Friday, July 23, 2010

Can you bullshit a bullshitter?

My post today is about a special type of person in this world. This person, much like a musical prodigy, is born with an accelerated inherent skill. This skill dear world, is universally known as "bullshitting". Being not the best bullshitter, I occasionally find myself coveting the bullshitter in my presence. What is the appeal of the bullshitter? The bullshitter has great appeal. The bullshitter can make a disgusting dump sound like a 5-star hotel, make a strong case for a certain project or activity that will benefit them and no one else, and make themselves seem like they are the end all and be all on everything in the universe. From experience, I have found that these said bullshitters are also extremely pretentious. Pretentious like a cupcake. Think about that statement.

So what does it take to become an accomplished bullshitter?
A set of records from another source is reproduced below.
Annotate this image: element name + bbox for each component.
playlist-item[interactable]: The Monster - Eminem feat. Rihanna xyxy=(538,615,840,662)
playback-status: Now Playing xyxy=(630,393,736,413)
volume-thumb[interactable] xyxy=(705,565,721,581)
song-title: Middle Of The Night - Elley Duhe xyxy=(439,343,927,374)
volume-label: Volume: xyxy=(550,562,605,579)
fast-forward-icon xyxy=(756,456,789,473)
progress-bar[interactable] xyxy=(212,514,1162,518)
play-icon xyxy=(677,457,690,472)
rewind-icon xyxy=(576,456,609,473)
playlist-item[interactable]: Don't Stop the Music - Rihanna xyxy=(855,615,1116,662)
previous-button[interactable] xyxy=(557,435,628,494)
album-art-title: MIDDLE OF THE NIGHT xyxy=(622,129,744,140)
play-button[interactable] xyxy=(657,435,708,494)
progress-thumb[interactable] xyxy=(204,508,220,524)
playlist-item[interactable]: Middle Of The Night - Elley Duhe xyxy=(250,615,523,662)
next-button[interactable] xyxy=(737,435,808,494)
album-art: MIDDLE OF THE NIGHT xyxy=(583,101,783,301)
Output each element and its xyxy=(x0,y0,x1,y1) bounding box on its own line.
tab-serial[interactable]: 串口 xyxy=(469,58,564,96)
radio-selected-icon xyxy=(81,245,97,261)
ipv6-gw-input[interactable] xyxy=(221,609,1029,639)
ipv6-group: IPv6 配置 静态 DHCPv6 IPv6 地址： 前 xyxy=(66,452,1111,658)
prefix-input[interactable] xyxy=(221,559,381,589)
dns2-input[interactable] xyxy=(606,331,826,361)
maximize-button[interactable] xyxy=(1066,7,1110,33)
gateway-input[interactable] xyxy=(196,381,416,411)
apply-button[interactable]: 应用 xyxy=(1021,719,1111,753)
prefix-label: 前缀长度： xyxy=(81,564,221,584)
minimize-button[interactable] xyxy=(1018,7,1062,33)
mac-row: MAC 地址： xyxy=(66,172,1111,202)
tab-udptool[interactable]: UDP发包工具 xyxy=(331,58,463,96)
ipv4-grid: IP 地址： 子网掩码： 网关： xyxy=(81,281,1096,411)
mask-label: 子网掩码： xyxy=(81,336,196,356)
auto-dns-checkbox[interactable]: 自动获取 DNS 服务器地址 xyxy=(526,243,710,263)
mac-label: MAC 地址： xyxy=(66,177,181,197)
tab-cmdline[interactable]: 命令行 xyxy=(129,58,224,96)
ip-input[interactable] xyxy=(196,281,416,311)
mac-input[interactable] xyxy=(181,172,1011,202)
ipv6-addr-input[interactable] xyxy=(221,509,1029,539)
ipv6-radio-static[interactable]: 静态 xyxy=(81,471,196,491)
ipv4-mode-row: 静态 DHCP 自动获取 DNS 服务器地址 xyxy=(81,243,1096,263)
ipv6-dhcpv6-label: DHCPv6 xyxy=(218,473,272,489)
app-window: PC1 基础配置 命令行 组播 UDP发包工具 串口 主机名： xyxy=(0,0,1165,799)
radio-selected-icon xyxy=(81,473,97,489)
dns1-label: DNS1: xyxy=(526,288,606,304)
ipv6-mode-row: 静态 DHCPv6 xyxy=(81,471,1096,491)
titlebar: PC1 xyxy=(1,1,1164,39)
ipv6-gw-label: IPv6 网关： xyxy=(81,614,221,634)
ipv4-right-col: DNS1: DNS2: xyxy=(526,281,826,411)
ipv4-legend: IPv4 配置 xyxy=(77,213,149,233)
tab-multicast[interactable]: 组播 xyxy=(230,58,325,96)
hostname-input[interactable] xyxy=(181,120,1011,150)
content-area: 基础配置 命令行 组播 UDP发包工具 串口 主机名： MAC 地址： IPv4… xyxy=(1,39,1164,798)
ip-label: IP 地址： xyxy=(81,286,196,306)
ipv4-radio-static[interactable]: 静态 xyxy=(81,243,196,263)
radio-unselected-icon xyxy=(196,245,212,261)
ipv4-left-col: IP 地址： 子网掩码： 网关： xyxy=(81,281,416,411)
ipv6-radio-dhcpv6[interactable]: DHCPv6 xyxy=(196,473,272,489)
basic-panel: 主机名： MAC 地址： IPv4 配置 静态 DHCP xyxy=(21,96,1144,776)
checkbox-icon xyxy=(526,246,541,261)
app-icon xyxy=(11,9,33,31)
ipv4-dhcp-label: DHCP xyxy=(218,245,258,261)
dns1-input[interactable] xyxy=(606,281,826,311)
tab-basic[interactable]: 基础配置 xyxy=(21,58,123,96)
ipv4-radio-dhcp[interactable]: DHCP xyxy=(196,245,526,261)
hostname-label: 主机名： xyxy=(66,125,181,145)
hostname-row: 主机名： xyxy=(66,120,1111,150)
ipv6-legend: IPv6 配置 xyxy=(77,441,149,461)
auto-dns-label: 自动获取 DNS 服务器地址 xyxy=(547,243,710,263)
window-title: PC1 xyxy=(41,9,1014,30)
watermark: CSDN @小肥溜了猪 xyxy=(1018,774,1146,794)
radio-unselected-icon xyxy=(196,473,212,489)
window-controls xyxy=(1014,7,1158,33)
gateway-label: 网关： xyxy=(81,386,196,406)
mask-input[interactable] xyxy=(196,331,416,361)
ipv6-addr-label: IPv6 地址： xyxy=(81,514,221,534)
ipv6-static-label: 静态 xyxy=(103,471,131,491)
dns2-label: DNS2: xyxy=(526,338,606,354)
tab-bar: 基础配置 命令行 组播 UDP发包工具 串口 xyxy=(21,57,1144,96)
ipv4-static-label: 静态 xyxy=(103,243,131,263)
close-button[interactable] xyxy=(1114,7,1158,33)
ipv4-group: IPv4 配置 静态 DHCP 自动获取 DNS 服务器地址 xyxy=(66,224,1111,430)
Well, seeing as though most of us are not bullshitting prodigies, I have come up with a list of things we can all do to become competent bullshitters:

A. Read this article http://en.wikipedia.org/wiki/Rhetoric and brush up on your ethos, pathos, and logos. To master bullshitting is to have mastered the 3 modes of persuasion.

B. Smile a lot when you are describing and event, discussing something you did, or would like to do. Occasionally showing a big open mouthed smile while describing an event will have people eating out of the palm of your hand.

C. Work on your sad, happy, concerned and disgusted facial descriptions.

D. Keep your head pompously up and eyes sternly focused on an object of your affection.

E. Learn how to incorporate big scientific words and facts into your conversations. This makes people believe that you REALLY know what you're talking about.

That is all for now. As I study and learn more about the art of bullshitting, I will dedicate another post to it.

Good night America, and happy bullshitting.